Trop entier, trop colérique, aussi agité à la ville que sur scène, l’homme dut de ne pas réussir à un tempérament qu’il ne savait pas maîtriser. Et pourtant, et pourtant, l’artiste ne manquait pas de qualités. Souvent auteur de son répertoire, compositeur inspiré créant un Rockabilly à la fois hargneux et swingant ( « Big fool », « Petrified », « Pretty bad Blues ») Il excellait aussi dans la ballade (« Three hearts later », « Bless my broken heart ») et même dans la Novelty (« Ugly stick », « Go go the cannibal », « Houdini ») Il était capable, sinon de tout, au moins de beaucoup.
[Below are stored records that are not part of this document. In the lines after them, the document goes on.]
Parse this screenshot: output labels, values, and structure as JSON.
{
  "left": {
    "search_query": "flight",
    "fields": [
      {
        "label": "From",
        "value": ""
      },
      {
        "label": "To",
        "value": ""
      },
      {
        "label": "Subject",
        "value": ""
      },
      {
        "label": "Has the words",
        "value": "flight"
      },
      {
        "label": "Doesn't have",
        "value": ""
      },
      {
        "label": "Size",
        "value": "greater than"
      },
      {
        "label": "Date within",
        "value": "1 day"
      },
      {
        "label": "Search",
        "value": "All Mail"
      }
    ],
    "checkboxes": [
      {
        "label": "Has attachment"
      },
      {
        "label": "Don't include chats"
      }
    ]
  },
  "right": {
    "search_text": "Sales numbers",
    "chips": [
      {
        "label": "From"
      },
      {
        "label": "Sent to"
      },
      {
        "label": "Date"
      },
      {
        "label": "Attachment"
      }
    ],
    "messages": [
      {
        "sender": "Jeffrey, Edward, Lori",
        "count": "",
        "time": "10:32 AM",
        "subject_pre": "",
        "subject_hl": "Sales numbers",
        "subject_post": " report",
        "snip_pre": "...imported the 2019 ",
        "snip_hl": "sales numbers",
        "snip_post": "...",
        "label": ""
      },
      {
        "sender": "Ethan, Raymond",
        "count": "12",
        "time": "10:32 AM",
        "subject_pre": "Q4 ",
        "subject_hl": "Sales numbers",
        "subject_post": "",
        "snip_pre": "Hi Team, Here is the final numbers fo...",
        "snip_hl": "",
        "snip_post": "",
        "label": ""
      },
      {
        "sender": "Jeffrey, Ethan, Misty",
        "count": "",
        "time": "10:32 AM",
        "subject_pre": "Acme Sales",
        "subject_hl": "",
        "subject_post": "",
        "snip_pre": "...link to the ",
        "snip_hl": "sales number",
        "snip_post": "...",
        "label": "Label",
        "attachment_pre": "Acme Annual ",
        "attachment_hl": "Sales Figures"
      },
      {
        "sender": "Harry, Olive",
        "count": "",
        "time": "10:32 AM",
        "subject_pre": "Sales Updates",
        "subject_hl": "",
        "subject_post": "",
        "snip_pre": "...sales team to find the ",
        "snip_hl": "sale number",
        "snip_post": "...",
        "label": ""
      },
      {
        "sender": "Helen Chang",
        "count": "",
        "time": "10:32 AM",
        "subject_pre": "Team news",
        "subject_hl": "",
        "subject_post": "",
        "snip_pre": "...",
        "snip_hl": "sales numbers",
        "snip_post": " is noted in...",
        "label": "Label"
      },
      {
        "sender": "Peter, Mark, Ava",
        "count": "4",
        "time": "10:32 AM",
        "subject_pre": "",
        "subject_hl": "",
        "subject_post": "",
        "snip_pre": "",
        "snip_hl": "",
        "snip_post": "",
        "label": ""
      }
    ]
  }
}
Ce ne fut d’ailleurs pas pour rien que Brenda Lee fit appel à lui, Brenda Lee pour laquelle Self composa le mid-tempo « Sweet nuthin’s » et le slow mythique « I’m sorry ». Les deux titres remportèrent un succès considérable, ce qui cependant n’aida pas le musicien qui sombra dans l’oubli, sans même devenir une légende audite comme Gene Vincent ou Vince Taylor. Cependant, une bonne action n’étant jamais perdue, quelqu’un au début des années 2000 se souvint de lui. K.D Lang, madone lesbienne des cowboys qui reprit sur son album » A truly western experience » « Bop a Lena ». Grâce lui en soit rendue!